Team Members: Amy Zhang, Alan Mao, Neeti Prasad, Mili Ramani, Eileen Stiles, Justin Rosman, Megh Tank, and Avery Ye

The Sensovate Design Team, sponsored by Philips Oral Healthcare, is developing a way to measure how people use and experience the company’s oral health care device prototypes — before the company tests the devices with actual users. The team members were mentored by testing engineers in Research & Development at Philips, allowing them to align their design with user needs early in the product development process. The team used modeling to map the physical movements and forces produced by the device to predict user comfort levels, considering variations in user sensitivity and perceptions to identify optimal ranges.

During spring break, a portion of this team traveled to Philips’ Seattle headquarters to observe manufacturing and present their project findings for user feedback.

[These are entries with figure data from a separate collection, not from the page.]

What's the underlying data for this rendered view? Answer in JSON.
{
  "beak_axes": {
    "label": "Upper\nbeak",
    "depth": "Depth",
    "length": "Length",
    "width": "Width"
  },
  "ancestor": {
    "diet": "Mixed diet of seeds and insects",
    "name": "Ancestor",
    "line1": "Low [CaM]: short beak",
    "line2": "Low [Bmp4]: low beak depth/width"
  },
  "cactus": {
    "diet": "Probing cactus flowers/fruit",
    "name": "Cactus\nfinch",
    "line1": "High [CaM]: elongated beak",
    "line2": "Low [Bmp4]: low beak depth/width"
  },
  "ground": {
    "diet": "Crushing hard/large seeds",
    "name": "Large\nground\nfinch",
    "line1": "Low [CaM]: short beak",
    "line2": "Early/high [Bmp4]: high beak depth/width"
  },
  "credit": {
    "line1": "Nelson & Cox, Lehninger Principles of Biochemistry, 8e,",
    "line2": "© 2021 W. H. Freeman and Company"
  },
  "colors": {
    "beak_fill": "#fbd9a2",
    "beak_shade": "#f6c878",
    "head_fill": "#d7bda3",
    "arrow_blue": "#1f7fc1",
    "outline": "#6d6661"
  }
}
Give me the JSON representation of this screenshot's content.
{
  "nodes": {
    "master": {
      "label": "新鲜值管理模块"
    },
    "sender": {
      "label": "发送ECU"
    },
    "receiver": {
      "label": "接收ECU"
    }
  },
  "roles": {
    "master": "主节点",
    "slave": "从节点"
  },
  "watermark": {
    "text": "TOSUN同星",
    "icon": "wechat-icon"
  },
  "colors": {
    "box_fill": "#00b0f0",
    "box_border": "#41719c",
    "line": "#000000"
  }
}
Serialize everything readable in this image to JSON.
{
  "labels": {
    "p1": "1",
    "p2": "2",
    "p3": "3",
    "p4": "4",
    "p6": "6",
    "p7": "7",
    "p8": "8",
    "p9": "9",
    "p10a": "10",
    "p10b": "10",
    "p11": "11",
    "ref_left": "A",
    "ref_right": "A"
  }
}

Precision Medicine aims to make healthcare more efficient, affordable, and accessible by using data and analytical insights to improve clinicians’ decision-making processes. Precision Medicine BME teams used this model to solve critical patient problems, including:

Monitoring and Prediction of Cardiac Arrest in Pediatric ICU Patients with Machine Learning

Team Members: April Yujie Yan, Sukrit Treewaree, Jiahui Yao, Jiwoo Noh, Sheel Tanna, and Tamara Orduna

About 40% of pediatric cardiac arrests in the United States every year occur in pediatric intensive care units (PICU), making PICUs a leading location for these life-threatening events. To enable early detection of children at risk, a team led by BME graduate student April Yujie Yan is using machine learning techniques to predict in-hospital cardiac arrests (IHCA) up to five hours in advance.

Their project demonstrates promising results in machine learning-based prediction of pediatric IHCA by leveraging real-time monitored patient data (e.g., ECG, PPG, physiological time series) and static data (e.g., demographics). The developed machine learning models achieve and demonstrate actionable early warning of impending IHCA in pediatric patients by using patient data routinely collected in the PICU, without further invasive tests.


Pre-Surgical Risk Stratification using Deep Learning on 12-lead ECGs for Non-Cardiac Populations

Team Members: Carl Harris, Anway Pimpalkar, Ataes Aggarwal, Patrick Yang, and Xiaojian Chen

Faculty Mentors: Robert D. Stevens, Casey Overby Taylor, and Joseph L. Greenstein

Recent studies indicate that about 3% of non-cardiac surgeries lead to major adverse cardiovascular and cerebrovascular events (MACCE), translating to roughly 1.5 million in the United States over a decade, with nonfatal heart attacks and strokes being the most common. Though electrocardiography (ECG) is commonly used in clinical settings, its effectiveness at predicting the risk of MACCEE during surgery is unclear.

Using pre-operative 12-lead diagnostic ECG data from 28,661 adult patients in the MIMIC-IV dataset who underwent major non-cardiac surgery, a student team led by BME graduate student Carl Harris trained a series of convolutional neural network (CNN)-based models to predict major post-surgical adverse outcomes including myocardial infarction (MI), stroke, and death. Their project aims to help clinicians more accurately assess a patient’s risk of MACCE before non-cardiac surgery so that alternative treatment options can be found for patients identified as high-risk.